Чтобы понять, почему государство разошлось по национальному «шву», лучше всего обратиться к недавней истории Югославии, не закапываясь в докоммунистическом прошлом. Режим Тито был тоталитарным режимом — в смысле централизованного контроля над всеми аспектами общественной жизни. Он был либеральнее других режимов в Восточной Европе и допускал определенную степень экономического плюрализма: с 1960-х годов югославским гражданам разрешалось путешествовать и держать счета в иностранной валюте, деятели искусств и интеллектуалы пользовались гораздо большей свободой, чем их коллеги в других коммунистических странах. Истоки политической идентичности югославского режима, обладавшего своим собственным, «местным» изводом социализма и являвшегося лидером движения неприсоединения, лежали отчасти в партизанской борьбе времен Второй мировой войны, отчасти в его способности обеспечить приемлемый жизненный уровень для населения, а отчасти в его особенной международной роли моста между Востоком и Западом. По мере того как угасала память о Второй мировой войне и начинали исчезать экономические и социальные выгоды послевоенного периода, легитимность этого режима неизбежно должна была быть подвергнута сомнению. Падение Берлинской стены, демократические движения в прочих странах Восточной Европы и исчезновение деления на Восток и Запад нанесли финальный удар по бывшей югославской идентичности.

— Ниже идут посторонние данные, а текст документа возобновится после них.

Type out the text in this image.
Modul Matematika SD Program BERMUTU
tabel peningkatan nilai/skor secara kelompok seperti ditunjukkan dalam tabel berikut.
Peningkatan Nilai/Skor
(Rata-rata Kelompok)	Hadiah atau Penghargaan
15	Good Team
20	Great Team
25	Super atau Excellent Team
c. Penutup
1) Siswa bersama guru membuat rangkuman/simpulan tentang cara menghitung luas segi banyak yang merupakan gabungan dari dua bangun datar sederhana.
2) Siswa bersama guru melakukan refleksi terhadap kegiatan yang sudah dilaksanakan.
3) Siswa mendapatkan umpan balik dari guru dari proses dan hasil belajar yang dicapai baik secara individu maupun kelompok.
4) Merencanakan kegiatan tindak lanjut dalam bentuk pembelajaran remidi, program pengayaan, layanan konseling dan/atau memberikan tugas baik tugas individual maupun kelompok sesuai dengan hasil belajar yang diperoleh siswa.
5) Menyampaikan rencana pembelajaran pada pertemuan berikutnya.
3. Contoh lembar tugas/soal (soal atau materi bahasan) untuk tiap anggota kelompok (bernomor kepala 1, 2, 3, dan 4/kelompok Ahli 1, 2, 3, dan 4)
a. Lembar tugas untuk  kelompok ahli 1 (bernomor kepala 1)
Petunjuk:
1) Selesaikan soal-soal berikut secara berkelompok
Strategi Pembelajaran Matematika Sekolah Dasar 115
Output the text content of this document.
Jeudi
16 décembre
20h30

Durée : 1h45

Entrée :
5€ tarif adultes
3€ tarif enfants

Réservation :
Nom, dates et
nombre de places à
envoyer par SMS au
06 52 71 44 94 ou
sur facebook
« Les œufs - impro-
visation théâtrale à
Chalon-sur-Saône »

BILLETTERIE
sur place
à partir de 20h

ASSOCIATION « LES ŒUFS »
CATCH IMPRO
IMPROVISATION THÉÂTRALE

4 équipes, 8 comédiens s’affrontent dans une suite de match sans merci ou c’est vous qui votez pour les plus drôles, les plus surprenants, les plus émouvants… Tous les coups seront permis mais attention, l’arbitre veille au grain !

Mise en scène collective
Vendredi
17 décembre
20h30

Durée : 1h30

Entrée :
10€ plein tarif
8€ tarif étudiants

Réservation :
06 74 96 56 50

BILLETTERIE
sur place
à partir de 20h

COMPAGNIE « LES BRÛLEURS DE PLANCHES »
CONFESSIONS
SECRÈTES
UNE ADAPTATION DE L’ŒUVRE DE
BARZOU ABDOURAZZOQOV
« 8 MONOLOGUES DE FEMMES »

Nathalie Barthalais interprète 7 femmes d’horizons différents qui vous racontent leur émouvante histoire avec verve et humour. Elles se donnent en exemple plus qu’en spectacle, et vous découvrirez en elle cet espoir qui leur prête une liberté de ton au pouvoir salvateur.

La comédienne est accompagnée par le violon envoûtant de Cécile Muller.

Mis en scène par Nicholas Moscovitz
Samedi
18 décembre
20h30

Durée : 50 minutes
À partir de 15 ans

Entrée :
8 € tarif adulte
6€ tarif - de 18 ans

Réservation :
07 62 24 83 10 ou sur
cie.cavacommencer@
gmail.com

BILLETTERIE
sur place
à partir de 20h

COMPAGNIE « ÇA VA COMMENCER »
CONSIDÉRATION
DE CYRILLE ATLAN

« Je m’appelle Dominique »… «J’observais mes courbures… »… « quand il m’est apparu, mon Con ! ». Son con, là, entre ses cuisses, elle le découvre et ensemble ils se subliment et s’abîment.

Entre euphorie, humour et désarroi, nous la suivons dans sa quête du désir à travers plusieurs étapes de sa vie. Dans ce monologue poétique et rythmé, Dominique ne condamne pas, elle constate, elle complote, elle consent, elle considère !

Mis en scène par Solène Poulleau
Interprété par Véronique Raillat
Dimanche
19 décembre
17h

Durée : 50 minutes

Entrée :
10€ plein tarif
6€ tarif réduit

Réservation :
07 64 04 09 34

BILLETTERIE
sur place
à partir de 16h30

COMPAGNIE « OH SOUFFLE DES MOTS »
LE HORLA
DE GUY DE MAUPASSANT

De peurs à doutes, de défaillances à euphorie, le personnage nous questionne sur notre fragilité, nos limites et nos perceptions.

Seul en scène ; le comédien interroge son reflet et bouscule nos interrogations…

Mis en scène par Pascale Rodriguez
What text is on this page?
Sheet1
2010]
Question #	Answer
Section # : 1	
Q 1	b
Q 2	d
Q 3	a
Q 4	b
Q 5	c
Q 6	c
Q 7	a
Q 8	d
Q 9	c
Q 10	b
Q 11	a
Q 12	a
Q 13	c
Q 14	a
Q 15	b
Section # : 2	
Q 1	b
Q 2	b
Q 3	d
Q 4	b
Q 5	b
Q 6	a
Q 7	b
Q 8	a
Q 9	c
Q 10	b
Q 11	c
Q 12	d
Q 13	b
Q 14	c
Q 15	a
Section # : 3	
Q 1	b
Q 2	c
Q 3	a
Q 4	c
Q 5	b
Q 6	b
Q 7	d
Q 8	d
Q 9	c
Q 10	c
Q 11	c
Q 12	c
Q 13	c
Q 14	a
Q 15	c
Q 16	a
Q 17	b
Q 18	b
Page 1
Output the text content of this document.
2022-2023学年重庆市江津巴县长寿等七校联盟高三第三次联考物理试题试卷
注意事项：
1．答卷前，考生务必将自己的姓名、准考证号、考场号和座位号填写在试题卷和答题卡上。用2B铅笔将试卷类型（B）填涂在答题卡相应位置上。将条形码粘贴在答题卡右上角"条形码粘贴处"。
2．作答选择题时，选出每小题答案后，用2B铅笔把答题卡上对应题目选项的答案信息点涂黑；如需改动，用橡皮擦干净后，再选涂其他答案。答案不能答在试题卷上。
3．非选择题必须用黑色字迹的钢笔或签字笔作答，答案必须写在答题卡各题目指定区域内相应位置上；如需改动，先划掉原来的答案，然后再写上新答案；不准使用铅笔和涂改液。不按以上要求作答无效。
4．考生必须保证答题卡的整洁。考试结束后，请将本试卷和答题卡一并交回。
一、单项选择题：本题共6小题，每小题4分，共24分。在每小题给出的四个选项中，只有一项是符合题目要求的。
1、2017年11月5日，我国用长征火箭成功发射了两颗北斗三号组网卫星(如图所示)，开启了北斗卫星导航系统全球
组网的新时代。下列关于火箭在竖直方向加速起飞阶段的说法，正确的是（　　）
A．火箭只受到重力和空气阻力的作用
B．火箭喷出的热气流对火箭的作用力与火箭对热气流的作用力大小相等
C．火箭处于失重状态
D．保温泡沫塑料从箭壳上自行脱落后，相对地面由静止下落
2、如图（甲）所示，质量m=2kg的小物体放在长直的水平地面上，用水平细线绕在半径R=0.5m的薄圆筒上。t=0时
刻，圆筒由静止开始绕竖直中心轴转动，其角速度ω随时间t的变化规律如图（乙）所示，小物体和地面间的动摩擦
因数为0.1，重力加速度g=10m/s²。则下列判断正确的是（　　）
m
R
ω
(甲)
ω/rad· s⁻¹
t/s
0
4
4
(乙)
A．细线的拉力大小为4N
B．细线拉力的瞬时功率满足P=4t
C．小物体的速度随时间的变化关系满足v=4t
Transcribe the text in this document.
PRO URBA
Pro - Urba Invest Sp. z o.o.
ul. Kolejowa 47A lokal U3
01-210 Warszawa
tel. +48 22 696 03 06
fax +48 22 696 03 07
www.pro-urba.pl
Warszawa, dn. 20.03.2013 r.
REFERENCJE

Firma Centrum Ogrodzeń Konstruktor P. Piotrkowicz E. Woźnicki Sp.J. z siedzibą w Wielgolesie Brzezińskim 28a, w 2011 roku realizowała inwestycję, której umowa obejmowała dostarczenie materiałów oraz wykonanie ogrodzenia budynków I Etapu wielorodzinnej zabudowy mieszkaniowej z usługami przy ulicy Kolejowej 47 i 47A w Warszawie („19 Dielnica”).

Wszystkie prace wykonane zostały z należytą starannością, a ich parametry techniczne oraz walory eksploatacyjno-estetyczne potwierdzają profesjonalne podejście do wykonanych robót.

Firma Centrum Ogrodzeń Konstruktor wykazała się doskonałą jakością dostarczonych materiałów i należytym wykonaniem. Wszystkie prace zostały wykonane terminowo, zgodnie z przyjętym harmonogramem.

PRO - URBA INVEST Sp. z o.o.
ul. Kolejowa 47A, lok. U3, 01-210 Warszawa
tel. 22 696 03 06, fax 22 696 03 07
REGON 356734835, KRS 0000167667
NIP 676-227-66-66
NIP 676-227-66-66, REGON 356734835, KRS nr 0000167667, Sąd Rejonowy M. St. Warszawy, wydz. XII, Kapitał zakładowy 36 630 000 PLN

Хотя югославские партизаны сражались под лозунгом «Братство и единство» и их целью было создать новых социалистических югославов и югославок, как в Советском Союзе, режим все же встроил в механизмы своего функционирования сложную систему сдержек и противовесов, гарантировавшую, что никакая этническая группа не станет доминирующей. Этим он фактически институализировал этническую дифференциацию. Для того чтобы уравновесить численное превосходство сербов, было образовано шесть республик, каждая (за исключением Боснии и Герцеговины) — с определенной господствующей национальностью: Сербия, Черногория, Хорватия, Босния и Герцеговина, Словения и Македония. Помимо этого, в Сербии существовали две автономные провинции: Косово (с албанским большинством) и Воеводина (со смешанным населением из сербов, хорватов и венгров). Несмотря на это, вплоть до 1980-х годов опросы показывали рост поддержки югославизма. Эта система была дополнительно усилена конституцией 1974 года, передавшей власть республикам и автономным провинциям и установившей механизм ротации элит на основе этнической арифметики. Хотя Союз коммунистов Югославии удерживал свою монопольную позицию, после 1974 года размежевания по национальной линии все чаще охватывали уже саму партию. В ситуации, когда не признавались иные политические проблемы, единственной формой ведения легитимных дебатов стал националистический политический дискурс. Фактически существовало десять коммунистических партий: по одной на каждую республику и автономную провинцию, одна — для федерации и одна — для ЮНА. Как указывает Иван Вейвода, конституция 1974 года усилила позиции коллективных игроков, в особенности номенклатуры республиканского уровня и уровня провинций, притом что отдельные граждане и дальше лишались индивидуальных прав. Это была децентрализация тоталитаризма. В данном контексте явными кандидатами на заполнение вакуума, созданного утратой духа югославизма, стали национальные коммунитарные идентичности.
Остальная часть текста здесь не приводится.